I know it’s not “popular” protocol in the media to report positive news, so I’ll just post it on my site for all of you to enjoy. The following points are excerpts from the recent CMHC conference about the state of our residential affairs…and it is very comforting for both buyers and sellers. Enjoy!!
CMHC – Highlights from Recent CMHC Housing Forecast Forum:
1. Mortgage interest rates will remain low, more or less where they are now, throughout 2011
2. Canadian household debt to family income is approximately 145 percent. Although this number appears high, it is much higher in other prosperous countries. For example, Scandinavian countries have household debt to income ratios that exceed 300 percent.
3. Although Canadians are carrying debt it is very low compared to assets per household. Canadian debt per household is about $120,000. Assets are approximately $580,000.
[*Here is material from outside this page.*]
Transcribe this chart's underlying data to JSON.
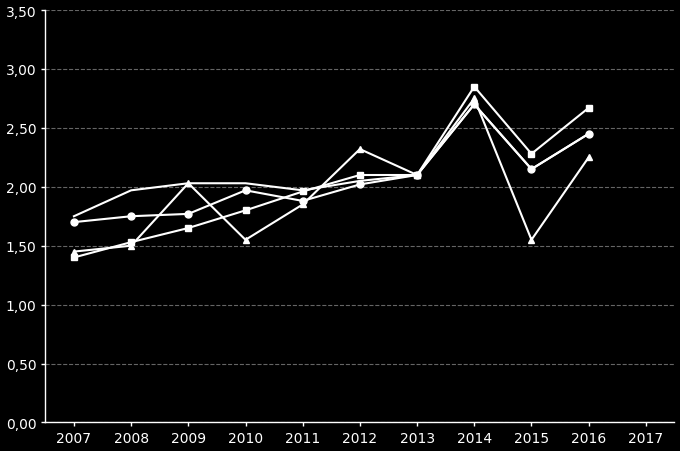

4. Mortgage payments as a percentage of disposable income is about 32 percent. This is a moderate number. For example in 1989 mortgage payments totaled 56 percent of a Canadian family’s dispensable income.
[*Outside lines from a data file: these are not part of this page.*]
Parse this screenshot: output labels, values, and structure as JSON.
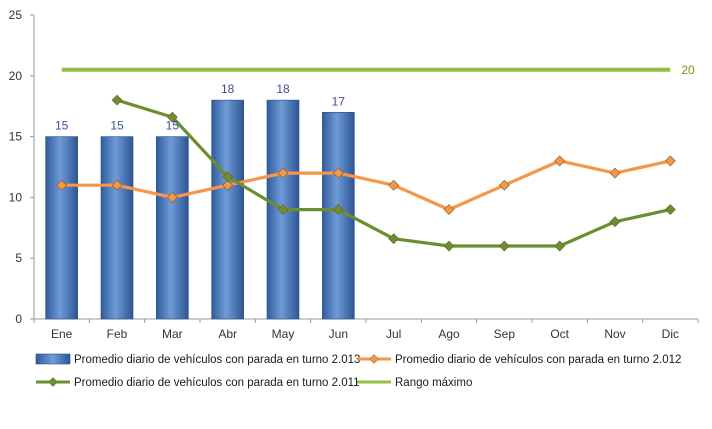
{
  "chart_data": {
    "type": "bar",
    "categories": [
      "Ene",
      "Feb",
      "Mar",
      "Abr",
      "May",
      "Jun",
      "Jul",
      "Ago",
      "Sep",
      "Oct",
      "Nov",
      "Dic"
    ],
    "ylim": [
      0,
      25
    ],
    "yticks": [
      0,
      5,
      10,
      15,
      20,
      25
    ],
    "grid": false,
    "legend_position": "bottom",
    "series": [
      {
        "name": "Promedio diario de vehículos con parada en turno 2.013",
        "type": "bar",
        "color": "#4a7ec4",
        "values": [
          15,
          15,
          15,
          18,
          18,
          17,
          null,
          null,
          null,
          null,
          null,
          null
        ],
        "data_labels": true
      },
      {
        "name": "Promedio diario de vehículos con parada en turno 2.012",
        "type": "line",
        "color": "#f79646",
        "values": [
          11,
          11,
          10,
          11,
          12,
          12,
          11,
          9,
          11,
          13,
          12,
          13
        ]
      },
      {
        "name": "Promedio diario de vehículos con parada en turno 2.011",
        "type": "line",
        "color": "#6a8f2e",
        "values": [
          null,
          18,
          16.6,
          11.7,
          9,
          9,
          6.6,
          6,
          6,
          6,
          8,
          9
        ]
      },
      {
        "name": "Rango máximo",
        "type": "line",
        "color": "#92c045",
        "values": [
          20.5,
          20.5,
          20.5,
          20.5,
          20.5,
          20.5,
          20.5,
          20.5,
          20.5,
          20.5,
          20.5,
          20.5
        ],
        "end_label": "20"
      }
    ]
  }
}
5. Existing home sales are in a balanced market and will remain there into 2011. It was a Seller’s market from 2002 until 2008 with a return to a Seller’s market for a few months in 2009 and 2010. This statistic is based on a sales-to-list ratio of 50 percent. In a Seller’s market the sales-to-list ratio reached highs that exceeded 80 percent.
6. Sales of existing homes are forecast to begin increasing in the first and second quarters of 2011. CMHC has not made any specific predictions but feels that the increase will be within a broad range depending on how the economy unfolds.
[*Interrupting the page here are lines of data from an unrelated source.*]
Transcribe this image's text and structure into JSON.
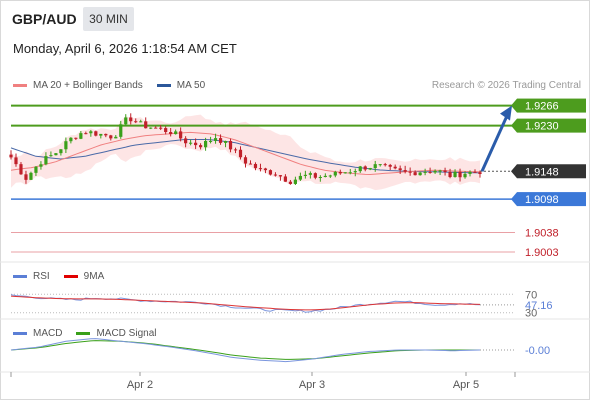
{
  "header": {
    "pair": "GBP/AUD",
    "timeframe": "30 MIN",
    "datetime": "Monday, April 6, 2026 1:18:54 AM CET"
  },
  "price_legend": [
    {
      "label": "MA 20 + Bollinger Bands",
      "color": "#f08080"
    },
    {
      "label": "MA 50",
      "color": "#2b579a"
    }
  ],
  "credit": "Research © 2026 Trading Central",
  "rsi_legend": [
    {
      "label": "RSI",
      "color": "#5b7fd6"
    },
    {
      "label": "9MA",
      "color": "#e00000"
    }
  ],
  "macd_legend": [
    {
      "label": "MACD",
      "color": "#5b7fd6"
    },
    {
      "label": "MACD Signal",
      "color": "#3aa01a"
    }
  ],
  "colors": {
    "resistance": "#4d9c1e",
    "current": "#333333",
    "support": "#3b78d8",
    "target_low": "#c0202a",
    "arrow": "#2a5caa",
    "candle_up": "#3aa01a",
    "candle_down": "#c0202a",
    "band_fill": "#fde2e2"
  },
  "chart_data": [
    {
      "type": "candlestick",
      "title": "GBP/AUD 30 MIN",
      "ylim": [
        1.8985,
        1.9285
      ],
      "x_ticks": [
        "Apr 2",
        "Apr 3",
        "Apr 5"
      ],
      "levels": [
        {
          "value": 1.9266,
          "label": "1.9266",
          "kind": "resistance"
        },
        {
          "value": 1.923,
          "label": "1.9230",
          "kind": "resistance"
        },
        {
          "value": 1.9148,
          "label": "1.9148",
          "kind": "current"
        },
        {
          "value": 1.9098,
          "label": "1.9098",
          "kind": "support"
        },
        {
          "value": 1.9038,
          "label": "1.9038",
          "kind": "target"
        },
        {
          "value": 1.9003,
          "label": "1.9003",
          "kind": "target"
        }
      ],
      "close_path": [
        1.9173,
        1.9135,
        1.9165,
        1.918,
        1.9205,
        1.922,
        1.9215,
        1.921,
        1.9245,
        1.923,
        1.9225,
        1.9218,
        1.92,
        1.9195,
        1.921,
        1.919,
        1.9165,
        1.915,
        1.9145,
        1.913,
        1.914,
        1.9138,
        1.9142,
        1.9148,
        1.9155,
        1.9158,
        1.915,
        1.9145,
        1.9148,
        1.915,
        1.914,
        1.9145,
        1.9148
      ],
      "ma20": [
        1.915,
        1.9155,
        1.9165,
        1.918,
        1.9195,
        1.9205,
        1.9212,
        1.9215,
        1.9218,
        1.9215,
        1.9205,
        1.919,
        1.9175,
        1.916,
        1.915,
        1.9145,
        1.9142,
        1.9145,
        1.9148,
        1.915,
        1.9148,
        1.9147
      ],
      "ma50": [
        1.919,
        1.9175,
        1.917,
        1.9175,
        1.9185,
        1.9195,
        1.92,
        1.9205,
        1.9205,
        1.92,
        1.919,
        1.918,
        1.917,
        1.9162,
        1.9155,
        1.915,
        1.9148,
        1.9147,
        1.9146,
        1.9145
      ]
    },
    {
      "type": "line",
      "title": "RSI",
      "ylim": [
        25,
        75
      ],
      "levels": [
        70,
        30
      ],
      "series": [
        {
          "name": "RSI",
          "values": [
            68,
            64,
            60,
            58,
            62,
            60,
            57,
            55,
            54,
            52,
            45,
            40,
            36,
            34,
            33,
            38,
            45,
            50,
            55,
            52,
            47,
            50,
            47
          ]
        },
        {
          "name": "9MA",
          "values": [
            66,
            63,
            61,
            60,
            60,
            59,
            57,
            55,
            53,
            51,
            47,
            43,
            40,
            37,
            36,
            38,
            43,
            48,
            51,
            52,
            50,
            49,
            48
          ]
        }
      ],
      "last_value": "47.16"
    },
    {
      "type": "line",
      "title": "MACD",
      "series": [
        {
          "name": "MACD",
          "values": [
            0.0,
            0.0004,
            0.0012,
            0.0016,
            0.0012,
            0.0008,
            0.0003,
            -0.0003,
            -0.001,
            -0.0014,
            -0.0016,
            -0.0012,
            -0.0006,
            -0.0002,
            0.0,
            0.0,
            -0.0001,
            0.0
          ]
        },
        {
          "name": "MACD Signal",
          "values": [
            0.0,
            0.0003,
            0.0009,
            0.0013,
            0.0012,
            0.0009,
            0.0004,
            -0.0001,
            -0.0007,
            -0.0011,
            -0.0013,
            -0.0012,
            -0.0008,
            -0.0004,
            -0.0001,
            0.0,
            0.0,
            0.0
          ]
        }
      ],
      "last_value": "-0.00"
    }
  ]
}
7. MLS prices are also expected to increase nationally. Again CMHC is forecasting a range that could be as high as 6 percent to a low of no or marginal growth.
8. Housing starts nationally will be consistent with Canada’s demographic growth and requirements. A low of 150,000 to a high of 200,000 starts.
9. G.T.A. home sales will stabilize in 2011 at their current levels. This could result in sales ranging from 76,000 to 82,000 properties.
10. G.T.A. average sale prices will stay stable in 2011, at their current levels ($430,000) with a possible modest increase of approximately 1 percent, depending on how the economy performs.
11. G.T.A. housing starts will stabilize at around 30,000.
12. In the G.T.A. only 20percent of condominium apartments are rented. The rest are home owner occupied. In 1995 32 percent of all condominium apartments in the G.T.A. were rented.
13. May see a greater demand for rental units in 2011 as the homeownership market stabilizes and the need for buyers to make quick decisions to enter the market place subsizes.
14. The economy will be in an expansionist phase in 2011. It will not be lead by real estate. It will be lead by energy, commodities transportation and warehousing.
I look forward to helping YOU move forward!!